Technology Creates New Efficiencies, But Are Water Utilities Prepared for the Security Risk?

Aug 2, 2017 4:00 PM ET

Technology Creates New Efficiencies, But Are Water Utilities Prepared for the S…

Yahoo!, the Democratic National Convention and the U.S. Department of Justice were among the high-profile victims hit by major cyber attacks in 2016. Many people believe it’s only a matter of time before a water utility joins the list. Some consider physical security to be the weak link in ensuring a well-protected water supply; while others worry that the Internet of Things has created an incalculable number of entry points for hackers to create mischief.

The water industry is challenged with near crisis-level aging infrastructure in many parts of the nation, inconsistent revenue, rising costs, justifying rate increases, achieving threat resilience and an aging workforce. Risk and vulnerability assessments can guide resources to the highest priorities.

Download the 2017 Water Industry Report

These advances from increased digitalization promise new water management efficiencies, but they also offer more potential vectors for hackers that can lead to disabling critical infrastructure or releasing personal information.

Such threats haven’t appeared to induce broader investments in systems or applications to lock down these key assets.
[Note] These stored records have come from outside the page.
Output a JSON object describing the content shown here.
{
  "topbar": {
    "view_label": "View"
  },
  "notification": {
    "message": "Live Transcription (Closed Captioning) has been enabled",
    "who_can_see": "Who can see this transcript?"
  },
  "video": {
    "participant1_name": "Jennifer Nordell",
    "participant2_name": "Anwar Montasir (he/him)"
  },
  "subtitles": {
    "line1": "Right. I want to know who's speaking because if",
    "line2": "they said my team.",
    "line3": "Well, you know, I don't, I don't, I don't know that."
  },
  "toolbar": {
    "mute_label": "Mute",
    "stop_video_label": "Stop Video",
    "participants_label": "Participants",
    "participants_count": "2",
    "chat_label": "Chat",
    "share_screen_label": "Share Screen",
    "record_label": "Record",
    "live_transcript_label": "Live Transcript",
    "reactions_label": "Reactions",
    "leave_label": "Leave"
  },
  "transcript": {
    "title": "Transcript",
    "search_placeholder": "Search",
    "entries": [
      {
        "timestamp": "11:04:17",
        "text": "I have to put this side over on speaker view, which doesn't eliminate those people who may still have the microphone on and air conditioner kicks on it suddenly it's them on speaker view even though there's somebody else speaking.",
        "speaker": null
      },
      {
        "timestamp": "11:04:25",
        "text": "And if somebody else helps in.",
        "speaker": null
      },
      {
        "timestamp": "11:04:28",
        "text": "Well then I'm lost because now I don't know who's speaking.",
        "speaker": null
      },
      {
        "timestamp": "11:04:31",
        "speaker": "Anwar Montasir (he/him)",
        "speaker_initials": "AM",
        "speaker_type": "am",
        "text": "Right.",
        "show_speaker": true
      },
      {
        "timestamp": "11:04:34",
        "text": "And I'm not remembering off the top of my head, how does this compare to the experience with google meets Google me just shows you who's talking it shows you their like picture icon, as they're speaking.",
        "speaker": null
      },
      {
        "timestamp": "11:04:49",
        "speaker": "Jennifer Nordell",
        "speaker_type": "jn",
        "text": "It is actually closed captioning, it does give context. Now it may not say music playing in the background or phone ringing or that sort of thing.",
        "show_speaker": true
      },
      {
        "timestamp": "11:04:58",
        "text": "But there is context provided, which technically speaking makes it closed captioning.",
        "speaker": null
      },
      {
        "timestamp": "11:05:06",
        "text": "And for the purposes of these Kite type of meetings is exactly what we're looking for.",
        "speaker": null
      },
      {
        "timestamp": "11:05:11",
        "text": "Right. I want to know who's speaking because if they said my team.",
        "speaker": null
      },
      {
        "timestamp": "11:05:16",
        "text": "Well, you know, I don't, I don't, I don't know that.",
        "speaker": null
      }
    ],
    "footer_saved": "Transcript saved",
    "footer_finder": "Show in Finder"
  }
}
The 2017 Strategic Directions: Water Industry Report reveals that 57 percent of respondents are spending less than $1 million annually on physical security for water treatment plants and large remote facilities. Another 59 percent reported they’re earmarking less than $1 million per year on cybersecurity for IT. More than a third of survey respondents are spending up to $5 million a year to shore up their security efforts in these two critical areas.

Survey responses, however, provide reasons for cautious optimism that risk and vulnerability assessments are being funded and completed. More than 50 percent of water utility survey respondents indicated they have completed a risk or vulnerability assessment in the past five years. Still, more needs to be done because the industry as a whole appears to be underinvesting in, and undervaluing, security.